Что можно сказать, о чем спросить за такой короткий срок? Николай Сизов с трудом запихал в тумбочку Зари, принесенные гостинцы — она была уже полна. Кожевников передал привет от товарищей, от командира полка Захарова, от комиссара Цапенко. [46]
Увидев своих спасителей, Заря оживился, но тут же сник — он был еще очень слаб. Доктор Антонова сразу выпроводила от него посетителей.
* * *
Дни проходили за днями, а Кожевникову все не было письма. Весточки для старшего сержанта ждали все разведчики. Стоило появиться в землянке почтальону, как кто-нибудь из бойцов прежде всего шепотом справлялся, нет ли письма командиру.
Наконец ровно через три недели почтарь ввалился в землянку с торжественным и загадочным видом:
— Вам письмо, товарищ старший сержант! И плотное! Наверное, с фотографией.
В конверте действительно оказался снимок. Сизов протянул руку и взял фото из рук Кожевникова.
— А ведь красавица! Повезло вам, товарищ старший сержант!
Остальные разведчики дружно поддержали Сизова: красавица, да и только! Землянка быстро опустела — пускай старший сержант спокойно прочитает письмо и напишет ответ! Последними вышли Николай Сизов с почтальоном.

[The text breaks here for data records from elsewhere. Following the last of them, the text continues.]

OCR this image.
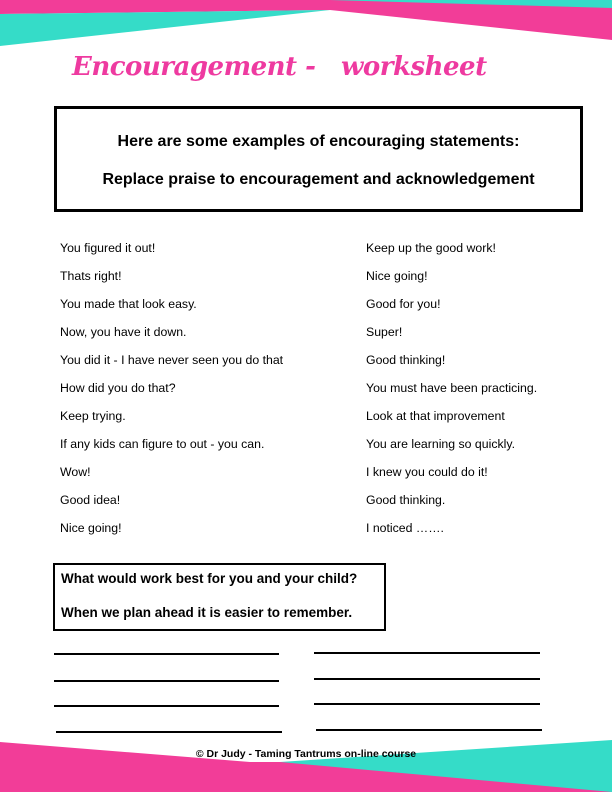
Encouragement -   worksheet
Here are some examples of encouraging statements:
Replace praise to encouragement and acknowledgement
You figured it out!
Thats right!
You made that look easy.
Now, you have it down.
You did it - I have never seen you do that
How did you do that?
Keep trying.
If any kids can figure to out - you can.
Wow!
Good idea!
Nice going!
Keep up the good work!
Nice going!
Good for you!
Super!
Good thinking!
You must have been practicing.
Look at that improvement
You are learning so quickly.
I knew you could do it!
Good thinking.
I noticed …….
What would work best for you and your child?
When we plan ahead it is easier to remember.
© Dr Judy - Taming Tantrums on-line course
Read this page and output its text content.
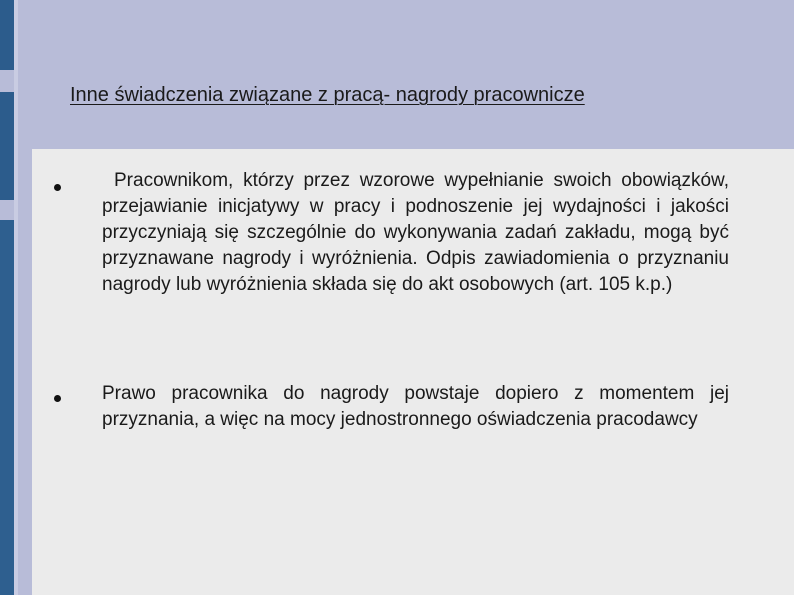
Inne świadczenia związane z pracą- nagrody pracownicze
Pracownikom, którzy przez wzorowe wypełnianie swoich obowiązków, przejawianie inicjatywy w pracy i podnoszenie jej wydajności i jakości przyczyniają się szczególnie do wykonywania zadań zakładu, mogą być przyznawane nagrody i wyróżnienia. Odpis zawiadomienia o przyznaniu nagrody lub wyróżnienia składa się do akt osobowych (art. 105 k.p.)
Prawo pracownika do nagrody powstaje dopiero z momentem jej przyznania, a więc na mocy jednostronnego oświadczenia pracodawcy
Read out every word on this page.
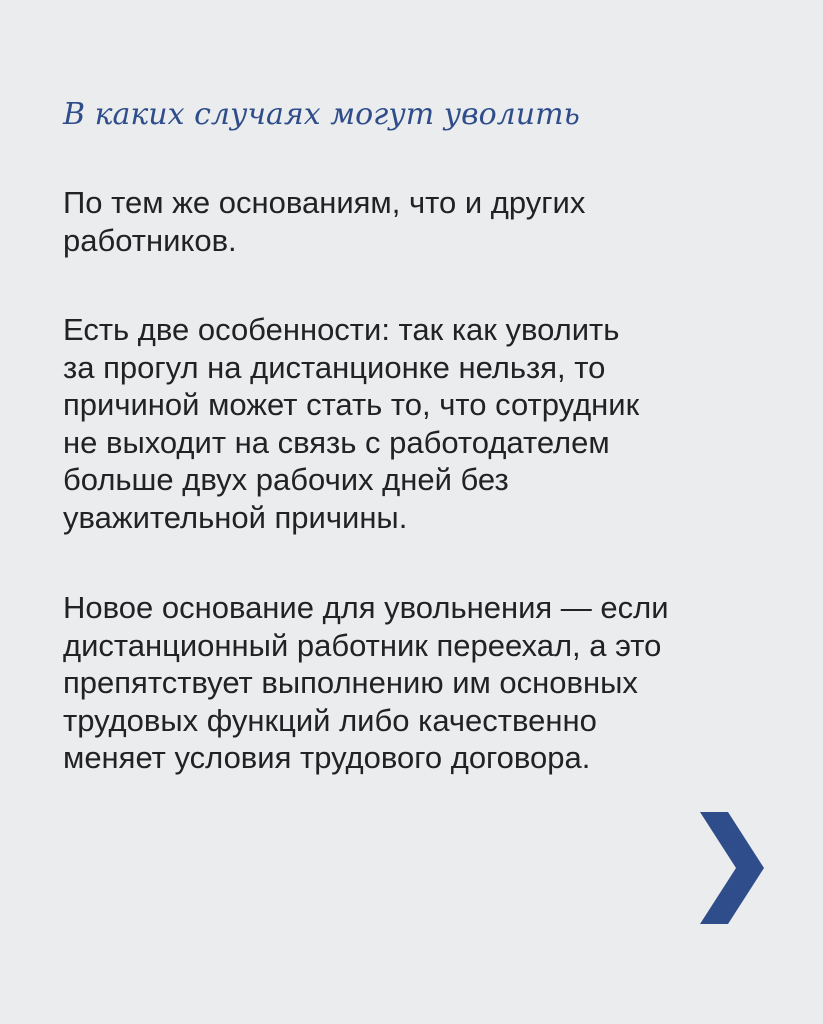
В каких случаях могут уволить
По тем же основаниям, что и других
работников.
Есть две особенности: так как уволить
за прогул на дистанционке нельзя, то
причиной может стать то, что сотрудник
не выходит на связь с работодателем
больше двух рабочих дней без
уважительной причины.
Новое основание для увольнения — если
дистанционный работник переехал, а это
препятствует выполнению им основных
трудовых функций либо качественно
меняет условия трудового договора.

Он по секрету сообщил разведчику, что письмом для Кожевникова интересовался сам комиссар.
— Мели, Емеля! — буркнул Сизов и начал сворачивать толстенную козью ножку, явно не собираясь продолжать разговор с почтарем.
Только много времени спустя я узнала, что шутник и балагур Сизов на самом деле умел крепко хранить доверенную ему тайну. В тот день, когда в часть прислали подарки, комиссар Цапенко вместе с Сизовым специально подобрали для Кожевникова посылку, в которой было письмо.